The last post about teacher densities in Oslo and Trondheim led to questions about the relevance of the comparison. Teachers in Oslo might have a higher level of qualifications, and this might make up for their relative scarcity. Unfortunately, I’m unable to give a prompt answer to this question, as I don’t have access to sufficiently detailed statistics.
However, Grunnskolens informasjonssystem contains statistics on the number of worked teacher years fulfilling the formal requirements for teaching competency according to the level and subject in question. According to these data, Trondheim is far superior to Oslo! Raw data can be found here.
The formal prerequisites for teaching competency doesn’t necessarily correlate with academic competency. Oslo might have a higher fraction of teachers with university studies complemented with short teacher preparation courses, while Trondheim might have a high fraction of teachers with university college diplomas.

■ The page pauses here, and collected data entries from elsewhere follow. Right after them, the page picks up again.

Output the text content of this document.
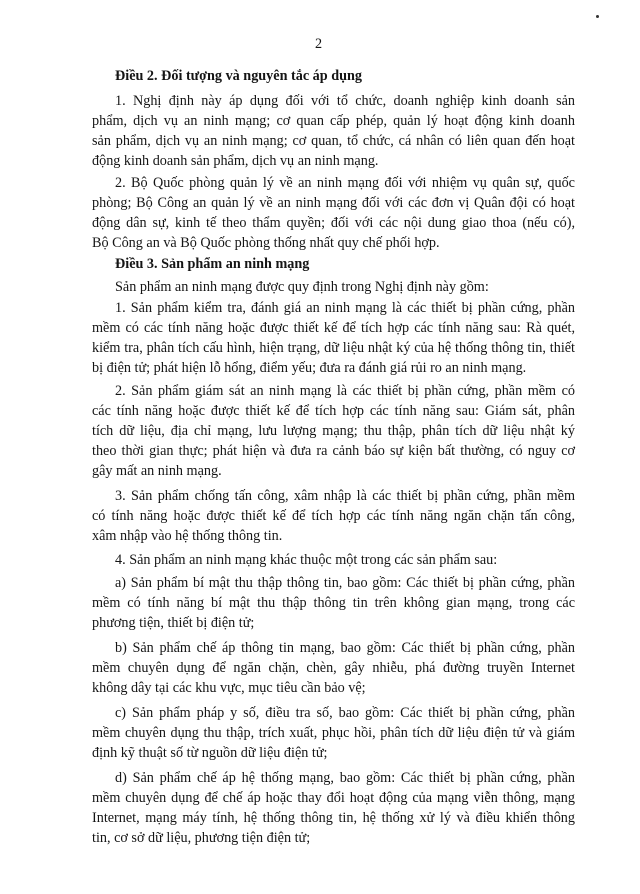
2
Điều 2. Đối tượng và nguyên tắc áp dụng
1. Nghị định này áp dụng đối với tổ chức, doanh nghiệp kinh doanh sản
phẩm, dịch vụ an ninh mạng; cơ quan cấp phép, quản lý hoạt động kinh doanh
sản phẩm, dịch vụ an ninh mạng; cơ quan, tổ chức, cá nhân có liên quan đến hoạt
động kinh doanh sản phẩm, dịch vụ an ninh mạng.
2. Bộ Quốc phòng quản lý về an ninh mạng đối với nhiệm vụ quân sự, quốc
phòng; Bộ Công an quản lý về an ninh mạng đối với các đơn vị Quân đội có hoạt
động dân sự, kinh tế theo thẩm quyền; đối với các nội dung giao thoa (nếu có),
Bộ Công an và Bộ Quốc phòng thống nhất quy chế phối hợp.
Điều 3. Sản phẩm an ninh mạng
Sản phẩm an ninh mạng được quy định trong Nghị định này gồm:
1. Sản phẩm kiểm tra, đánh giá an ninh mạng là các thiết bị phần cứng, phần
mềm có các tính năng hoặc được thiết kế để tích hợp các tính năng sau: Rà quét,
kiểm tra, phân tích cấu hình, hiện trạng, dữ liệu nhật ký của hệ thống thông tin, thiết
bị điện tử; phát hiện lỗ hổng, điểm yếu; đưa ra đánh giá rủi ro an ninh mạng.
2. Sản phẩm giám sát an ninh mạng là các thiết bị phần cứng, phần mềm có
các tính năng hoặc được thiết kế để tích hợp các tính năng sau: Giám sát, phân
tích dữ liệu, địa chỉ mạng, lưu lượng mạng; thu thập, phân tích dữ liệu nhật ký
theo thời gian thực; phát hiện và đưa ra cảnh báo sự kiện bất thường, có nguy cơ
gây mất an ninh mạng.
3. Sản phẩm chống tấn công, xâm nhập là các thiết bị phần cứng, phần mềm
có tính năng hoặc được thiết kế để tích hợp các tính năng ngăn chặn tấn công,
xâm nhập vào hệ thống thông tin.
4. Sản phẩm an ninh mạng khác thuộc một trong các sản phẩm sau:
a) Sản phẩm bí mật thu thập thông tin, bao gồm: Các thiết bị phần cứng, phần
mềm có tính năng bí mật thu thập thông tin trên không gian mạng, trong các
phương tiện, thiết bị điện tử;
b) Sản phẩm chế áp thông tin mạng, bao gồm: Các thiết bị phần cứng, phần
mềm chuyên dụng để ngăn chặn, chèn, gây nhiễu, phá đường truyền Internet
không dây tại các khu vực, mục tiêu cần bảo vệ;
c) Sản phẩm pháp y số, điều tra số, bao gồm: Các thiết bị phần cứng, phần
mềm chuyên dụng thu thập, trích xuất, phục hồi, phân tích dữ liệu điện tử và giám
định kỹ thuật số từ nguồn dữ liệu điện tử;
d) Sản phẩm chế áp hệ thống mạng, bao gồm: Các thiết bị phần cứng, phần
mềm chuyên dụng để chế áp hoặc thay đổi hoạt động của mạng viễn thông, mạng
Internet, mạng máy tính, hệ thống thông tin, hệ thống xử lý và điều khiển thông
tin, cơ sở dữ liệu, phương tiện điện tử;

It is also possible that there are differences in cateogorization and in the manner statistics are being reported. The extension of teacher preparation courses (PPU) from 30 to 60 ECTS credits might have played a role for Oslo. Trondheim also used to have a different model for these courses which may have led to a larger pool of teachers in that city.
If that is the case, it is an example of the inherent weakness that comes with building systems that are heavily based on quanitative data: The quality of the indicators determine the quality of the system. Increasing the amount of resources spent on increasing the quality of the indicators entails a risk of misallocation: Those resources might well have been better employed in actual teaching.